Helpful Hands, Hard Hustle: How Emile Earned His Early Offers
The first time Emile and his mom sat across from us on Zoom, he was a Grade-10 kid with a shy smile and a single question: “Do I really have what it takes?” What he had, in truth, was a spark—an instinct for economics, a work ethic forged by parents who spent their careers in business, and a willingness to learn.
What he needed was a roadmap.
Calendars Before Commendations
Our coaches always start with the unglamorous stuff: deadlines, deliverables, and colour-coded blocks. Emile had big targets—Laurier BBA, McMaster DeGroote, Guelph, plus the “reach four” of Rotman, UTSC, Queen’s Commerce, and Western Ivey—so we built a backwards timeline: OUAC submissions by August, supplementary essays by October, interview prep every other Friday. By September of Grade 12, the mountain looked less like Everest and more like a well-marked staircase.
Filling the Page with Proof
Content was Emile’s first fear. Did he have “enough” to write about? So we audited every interest and helped him diversify:
- Initiator → Tutor: two elementary students every week.
- Leader → VP, Investment Club: guiding stock-market rookies through their first trades.
- Member → STEM Club: testing physics demos after school.
- Community → Golf-Camp Coach: 60 volunteer hours in the sun, teaching six-year-olds how to grip a 7-iron.
With each role came a tracking sheet—impact numbers, challenges solved, lessons learned—so when essay season arrived, Emile wasn’t staring at a blank doc; he was choosing the best story from a library of proof.
Taming the Camera Monsters
The second fear was interviews: random prompt, 60-second timer, no do-overs. We drilled until muscle memory replaced panic—purpose-built questions, instant feedback, eye-contact cues. By October he could thread any answer back to his “why”: turning curiosity about markets into a career that helps families make better financial decisions. When Laurier’s portal flashed Accepted, the grin on his face said the reps had paid off.

Grades—and the Myth of Perfection
Advanced functions sat at 81 %, calculus at 84 %. Emile worried those numbers might sink him. Instead we showed him how smart course selection could lift the average: keep his beloved econ and data-heavy courses, balance them with Food & Nutrition (100 %), and finish mid-terms at 90.5 %. Universities saw more than one tough math mark; they saw resilience and strategic thinking.
The Email Avalanche
Early offers rolled in fast—Laurier BBA, McMaster DeGroote, Guelph BComm—faster, in fact, than Emile expected.
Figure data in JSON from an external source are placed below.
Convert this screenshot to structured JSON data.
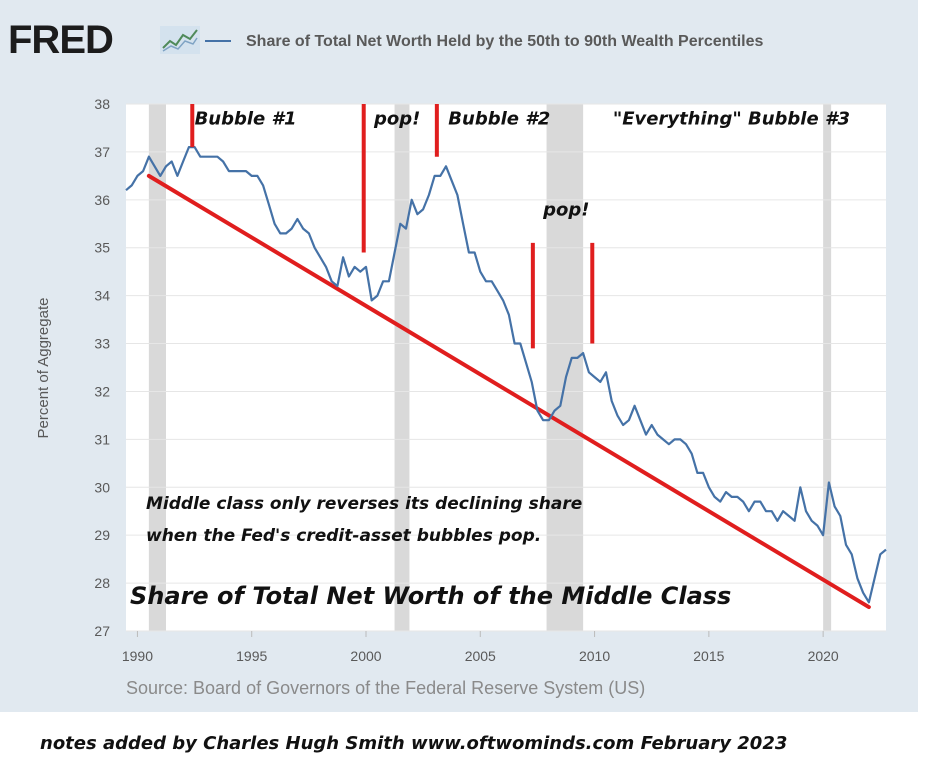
{
  "header": {
    "logo_text": "FRED",
    "logo_icon": "line-graph-icon",
    "legend_label": "Share of Total Net Worth Held by the 50th to 90th Wealth Percentiles"
  },
  "source_text": "Source: Board of Governors of the Federal Reserve System (US)",
  "credits_text": "notes added by Charles Hugh Smith   www.oftwominds.com   February 2023",
  "colors": {
    "series": "#4572a7",
    "annotation": "#e01e1e",
    "recession": "#d9d9d9",
    "panel": "#e1e9f0",
    "plot": "#ffffff"
  },
  "chart_data": {
    "type": "line",
    "ylabel": "Percent of Aggregate",
    "xlabel": "",
    "ylim": [
      27,
      38
    ],
    "xlim": [
      1989.5,
      2022.75
    ],
    "y_ticks": [
      "27",
      "28",
      "29",
      "30",
      "31",
      "32",
      "33",
      "34",
      "35",
      "36",
      "37",
      "38"
    ],
    "x_ticks": [
      "1990",
      "1995",
      "2000",
      "2005",
      "2010",
      "2015",
      "2020"
    ],
    "grid": "horizontal",
    "recessions": [
      [
        1990.5,
        1991.25
      ],
      [
        2001.25,
        2001.9
      ],
      [
        2007.9,
        2009.5
      ],
      [
        2020.0,
        2020.35
      ]
    ],
    "series": [
      {
        "name": "Share of Total Net Worth Held by the 50th to 90th Wealth Percentiles",
        "points": [
          [
            1989.5,
            36.2
          ],
          [
            1989.75,
            36.3
          ],
          [
            1990.0,
            36.5
          ],
          [
            1990.25,
            36.6
          ],
          [
            1990.5,
            36.9
          ],
          [
            1990.75,
            36.7
          ],
          [
            1991.0,
            36.5
          ],
          [
            1991.25,
            36.7
          ],
          [
            1991.5,
            36.8
          ],
          [
            1991.75,
            36.5
          ],
          [
            1992.0,
            36.8
          ],
          [
            1992.25,
            37.1
          ],
          [
            1992.5,
            37.1
          ],
          [
            1992.75,
            36.9
          ],
          [
            1993.0,
            36.9
          ],
          [
            1993.25,
            36.9
          ],
          [
            1993.5,
            36.9
          ],
          [
            1993.75,
            36.8
          ],
          [
            1994.0,
            36.6
          ],
          [
            1994.25,
            36.6
          ],
          [
            1994.5,
            36.6
          ],
          [
            1994.75,
            36.6
          ],
          [
            1995.0,
            36.5
          ],
          [
            1995.25,
            36.5
          ],
          [
            1995.5,
            36.3
          ],
          [
            1995.75,
            35.9
          ],
          [
            1996.0,
            35.5
          ],
          [
            1996.25,
            35.3
          ],
          [
            1996.5,
            35.3
          ],
          [
            1996.75,
            35.4
          ],
          [
            1997.0,
            35.6
          ],
          [
            1997.25,
            35.4
          ],
          [
            1997.5,
            35.3
          ],
          [
            1997.75,
            35.0
          ],
          [
            1998.0,
            34.8
          ],
          [
            1998.25,
            34.6
          ],
          [
            1998.5,
            34.3
          ],
          [
            1998.75,
            34.2
          ],
          [
            1999.0,
            34.8
          ],
          [
            1999.25,
            34.4
          ],
          [
            1999.5,
            34.6
          ],
          [
            1999.75,
            34.5
          ],
          [
            2000.0,
            34.6
          ],
          [
            2000.25,
            33.9
          ],
          [
            2000.5,
            34.0
          ],
          [
            2000.75,
            34.3
          ],
          [
            2001.0,
            34.3
          ],
          [
            2001.25,
            34.9
          ],
          [
            2001.5,
            35.5
          ],
          [
            2001.75,
            35.4
          ],
          [
            2002.0,
            36.0
          ],
          [
            2002.25,
            35.7
          ],
          [
            2002.5,
            35.8
          ],
          [
            2002.75,
            36.1
          ],
          [
            2003.0,
            36.5
          ],
          [
            2003.25,
            36.5
          ],
          [
            2003.5,
            36.7
          ],
          [
            2003.75,
            36.4
          ],
          [
            2004.0,
            36.1
          ],
          [
            2004.25,
            35.5
          ],
          [
            2004.5,
            34.9
          ],
          [
            2004.75,
            34.9
          ],
          [
            2005.0,
            34.5
          ],
          [
            2005.25,
            34.3
          ],
          [
            2005.5,
            34.3
          ],
          [
            2005.75,
            34.1
          ],
          [
            2006.0,
            33.9
          ],
          [
            2006.25,
            33.6
          ],
          [
            2006.5,
            33.0
          ],
          [
            2006.75,
            33.0
          ],
          [
            2007.0,
            32.6
          ],
          [
            2007.25,
            32.2
          ],
          [
            2007.5,
            31.6
          ],
          [
            2007.75,
            31.4
          ],
          [
            2008.0,
            31.4
          ],
          [
            2008.25,
            31.6
          ],
          [
            2008.5,
            31.7
          ],
          [
            2008.75,
            32.3
          ],
          [
            2009.0,
            32.7
          ],
          [
            2009.25,
            32.7
          ],
          [
            2009.5,
            32.8
          ],
          [
            2009.75,
            32.4
          ],
          [
            2010.0,
            32.3
          ],
          [
            2010.25,
            32.2
          ],
          [
            2010.5,
            32.4
          ],
          [
            2010.75,
            31.8
          ],
          [
            2011.0,
            31.5
          ],
          [
            2011.25,
            31.3
          ],
          [
            2011.5,
            31.4
          ],
          [
            2011.75,
            31.7
          ],
          [
            2012.0,
            31.4
          ],
          [
            2012.25,
            31.1
          ],
          [
            2012.5,
            31.3
          ],
          [
            2012.75,
            31.1
          ],
          [
            2013.0,
            31.0
          ],
          [
            2013.25,
            30.9
          ],
          [
            2013.5,
            31.0
          ],
          [
            2013.75,
            31.0
          ],
          [
            2014.0,
            30.9
          ],
          [
            2014.25,
            30.7
          ],
          [
            2014.5,
            30.3
          ],
          [
            2014.75,
            30.3
          ],
          [
            2015.0,
            30.0
          ],
          [
            2015.25,
            29.8
          ],
          [
            2015.5,
            29.7
          ],
          [
            2015.75,
            29.9
          ],
          [
            2016.0,
            29.8
          ],
          [
            2016.25,
            29.8
          ],
          [
            2016.5,
            29.7
          ],
          [
            2016.75,
            29.5
          ],
          [
            2017.0,
            29.7
          ],
          [
            2017.25,
            29.7
          ],
          [
            2017.5,
            29.5
          ],
          [
            2017.75,
            29.5
          ],
          [
            2018.0,
            29.3
          ],
          [
            2018.25,
            29.5
          ],
          [
            2018.5,
            29.4
          ],
          [
            2018.75,
            29.3
          ],
          [
            2019.0,
            30.0
          ],
          [
            2019.25,
            29.5
          ],
          [
            2019.5,
            29.3
          ],
          [
            2019.75,
            29.2
          ],
          [
            2020.0,
            29.0
          ],
          [
            2020.25,
            30.1
          ],
          [
            2020.5,
            29.6
          ],
          [
            2020.75,
            29.4
          ],
          [
            2021.0,
            28.8
          ],
          [
            2021.25,
            28.6
          ],
          [
            2021.5,
            28.1
          ],
          [
            2021.75,
            27.8
          ],
          [
            2022.0,
            27.6
          ],
          [
            2022.25,
            28.1
          ],
          [
            2022.5,
            28.6
          ],
          [
            2022.75,
            28.7
          ]
        ]
      }
    ],
    "trend_line": [
      [
        1990.5,
        36.5
      ],
      [
        2022.0,
        27.5
      ]
    ],
    "annotations": [
      {
        "text": "Bubble #1",
        "x": 1992.5,
        "y": 37.7
      },
      {
        "text": "pop!",
        "x": 2000.35,
        "y": 37.7
      },
      {
        "text": "Bubble #2",
        "x": 2003.6,
        "y": 37.7
      },
      {
        "text": "\"Everything\" Bubble #3",
        "x": 2010.8,
        "y": 37.7
      },
      {
        "text": "pop!",
        "x": 2007.75,
        "y": 35.8
      }
    ],
    "marker_lines": [
      {
        "x": 1992.4,
        "y1": 37.1,
        "y2": 38.0
      },
      {
        "x": 1999.9,
        "y1": 34.9,
        "y2": 38.0
      },
      {
        "x": 2003.1,
        "y1": 36.9,
        "y2": 38.0
      },
      {
        "x": 2007.3,
        "y1": 32.9,
        "y2": 35.1
      },
      {
        "x": 2009.9,
        "y1": 33.0,
        "y2": 35.1
      }
    ],
    "notes": {
      "line1": "Middle class only reverses its declining share",
      "line2": "when the Fed's credit-asset bubbles pop.",
      "big_title": "Share of Total Net Worth of the Middle Class"
    }
  }
}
The waitlists for Queen’s, Ivey, Rotman, and UTSC felt lighter now; he knew he already belonged somewhere great. “Helpful,” he said when we asked for one word to sum up the journey. We’ll happily wear that badge.
Skills That Stick Long After the Portal Closes
- Project-management habits: from scattered tasks to a living, colour-coded calendar.
- Interview reflexes: filler words out, purpose in.
- A habit of service: tutoring and coaching that will travel with him to any campus he chooses.
Advice to Grade-Nine Emile (and Every Student Reading This)
Start earlier than feels comfortable. Build a variety of roles—initiate, lead, join. Choose courses that stretch you and protect your average. Remember that one shaky quiz is not the end of the world, and that preparation turns camera prompts into conversations. Most of all, know that hard work guided by the right help is never wasted.